SP4 - Oligomerization
Current technologies for ethylene oligomerization rely on the use of homogeneous organometallic catalysts. Environmental issues, among other reasons, prompts to the replacement of the homogeneous system by more friendly heterogeneous catalysts.
A large catalyst library (±100 samples) was tested from which the promising catalysts were selected and optimized. From this selection, several catalyst achieved the targeted productivity and lifetime. The productivity to liquid oligomers for an optimized Ni-Al-MCM-41 surpassed the initial target of 5 mmol/(kgcat•s) by ca. 24% in average during the 60 h run.

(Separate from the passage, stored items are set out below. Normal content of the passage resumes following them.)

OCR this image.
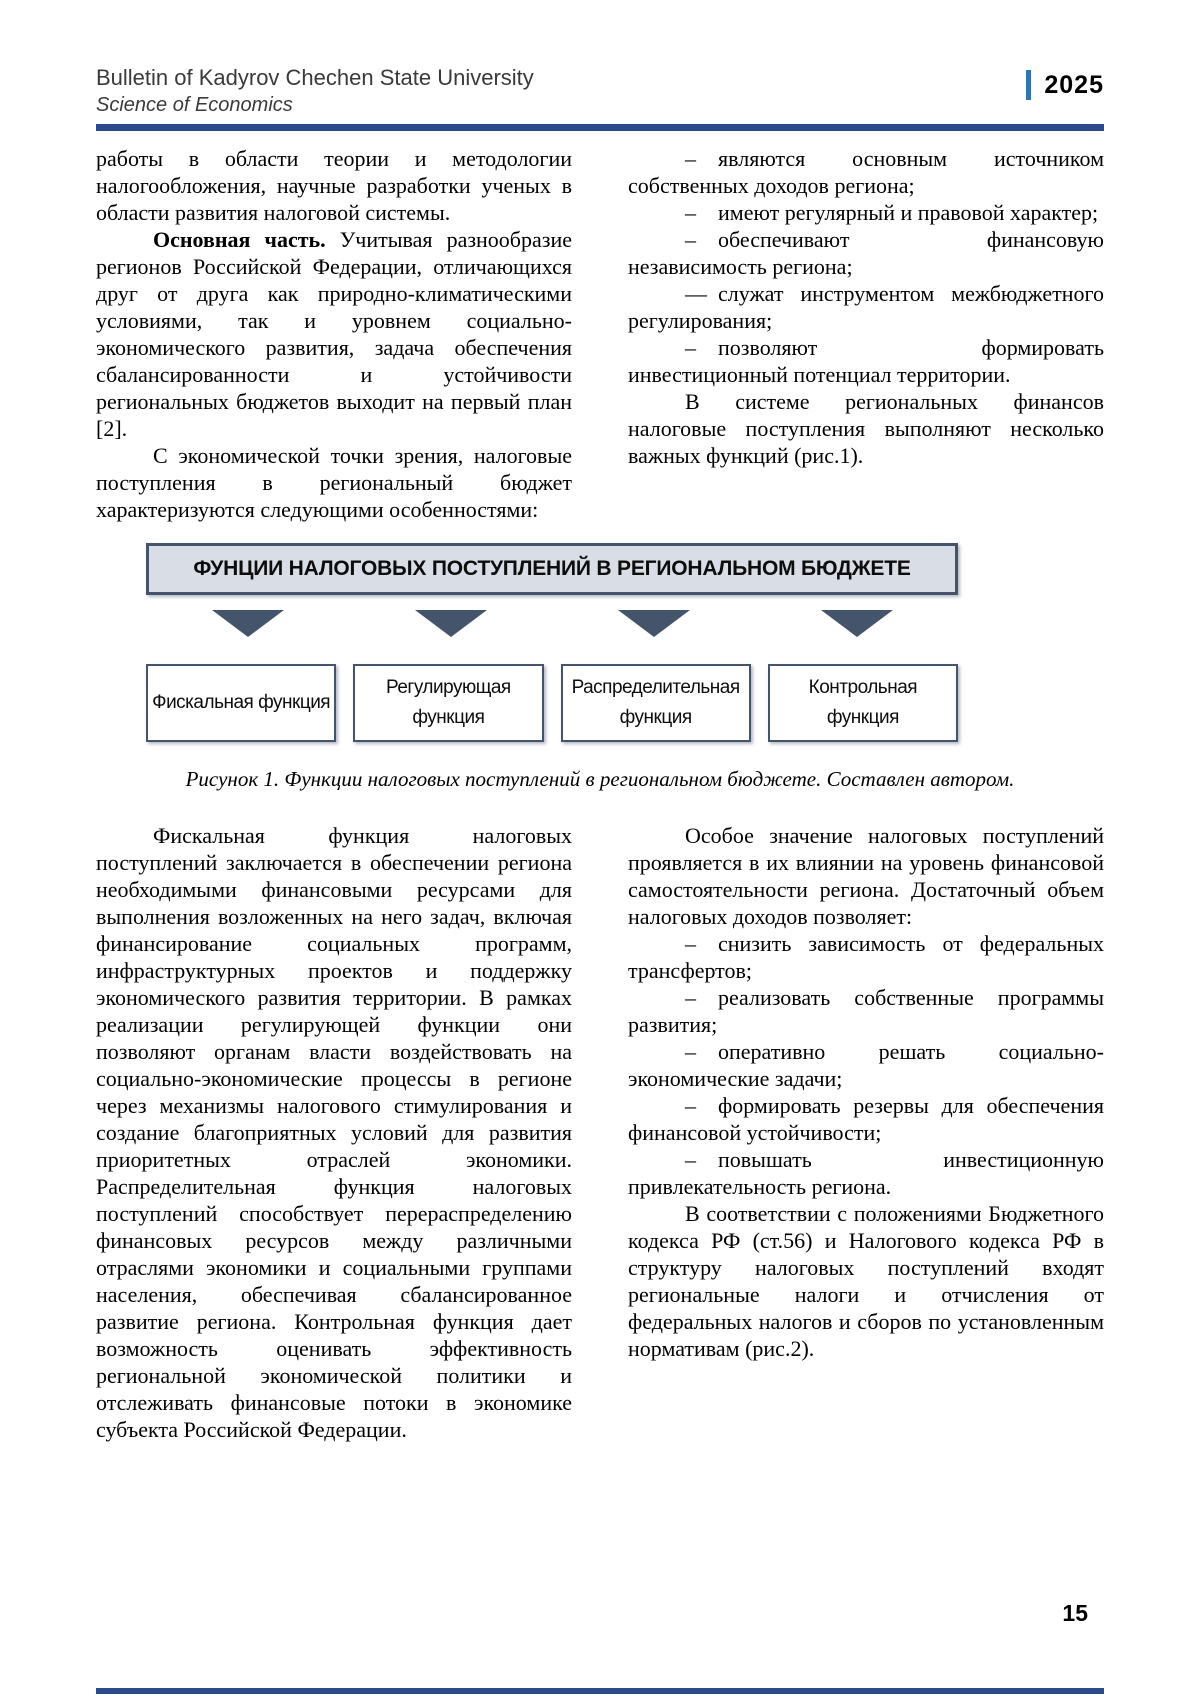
Bulletin of Kadyrov Chechen State University
Science of Economics
2025

работы в области теории и методологии налогообложения, научные разработки ученых в области развития налоговой системы.

Основная часть. Учитывая разнообразие регионов Российской Федерации, отличающихся друг от друга как природно-климатическими условиями, так и уровнем социально-экономического развития, задача обеспечения сбалансированности и устойчивости региональных бюджетов выходит на первый план [2].

С экономической точки зрения, налоговые поступления в региональный бюджет характеризуются следующими особенностями:

– являются основным источником собственных доходов региона;

– имеют регулярный и правовой характер;

– обеспечивают финансовую независимость региона;

— служат инструментом межбюджетного регулирования;

– позволяют формировать инвестиционный потенциал территории.

В системе региональных финансов налоговые поступления выполняют несколько важных функций (рис.1).

ФУНЦИИ НАЛОГОВЫХ ПОСТУПЛЕНИЙ В РЕГИОНАЛЬНОМ БЮДЖЕТЕ
Фискальная функция
Регулирующая функция
Распределительная функция
Контрольная функция
Рисунок 1. Функции налоговых поступлений в региональном бюджете. Составлен автором.

Фискальная функция налоговых поступлений заключается в обеспечении региона необходимыми финансовыми ресурсами для выполнения возложенных на него задач, включая финансирование социальных программ, инфраструктурных проектов и поддержку экономического развития территории. В рамках реализации регулирующей функции они позволяют органам власти воздействовать на социально-экономические процессы в регионе через механизмы налогового стимулирования и создание благоприятных условий для развития приоритетных отраслей экономики. Распределительная функция налоговых поступлений способствует перераспределению финансовых ресурсов между различными отраслями экономики и социальными группами населения, обеспечивая сбалансированное развитие региона. Контрольная функция дает возможность оценивать эффективность региональной экономической политики и отслеживать финансовые потоки в экономике субъекта Российской Федерации.

Особое значение налоговых поступлений проявляется в их влиянии на уровень финансовой самостоятельности региона. Достаточный объем налоговых доходов позволяет:

– снизить зависимость от федеральных трансфертов;

– реализовать собственные программы развития;

– оперативно решать социально-экономические задачи;

– формировать резервы для обеспечения финансовой устойчивости;

– повышать инвестиционную привлекательность региона.

В соответствии с положениями Бюджетного кодекса РФ (ст.56) и Налогового кодекса РФ в структуру налоговых поступлений входят региональные налоги и отчисления от федеральных налогов и сборов по установленным нормативам (рис.2).

15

Identification of potential catalyst poisons that might be present in the ethylene stream leaving the OCM reactor and their impact on the catalytic performance was also a relevant aspect of the catalyst development. The most critical impurities were identified to be CO and CO2. In particular it was concluded from the poisoning studies that CO is a strong poison for the Ni-based oligomerization catalyst and must, thus, be eliminated from the stream entering the OLI reactor while CO2 concentration must be reduced to the minimum technically feasible levels.
In order to establish a correlation between catalyst properties and catalyst behavior, operando magnetic resonance (MR) spectroscopy was developed to follow OLI reaction over a reference Ni-containing heterogeneous catalyst, see Figure 6.
Using the optimized catalysts, an extensive experimental dataset was acquired which was used to develop a microkinetic model. This microkinetic model is capable to describe the effects of operating conditions and catalyst properties on ethylene oligomerization. Additionally, an industrial oligomerization reactor model based on these microkinetics was constructed and an industrial reactor was designed ‘in-silico’.
Finally, a pilot plant for ethylene oligomerization based on a fixed bed reactor was designed and assembled, see Figure 7. This pilot plant was used as demonstration unit to prove that the oligomerization step within OCMOL project was able to convert an ethylene-rich stream separated from OCM effluent into liquid fuels. The reactor model and pilot plant was used for predicting the optimal reaction operation in this pilot plant, including feedstock composition, temperature and pressure.
Selected Ni-SiO2-Al2O3 were formed and tested in the in the pilot plant. Reaction conditions were optimized in order to maximize the productivity lo liquid oligomers and lifetime.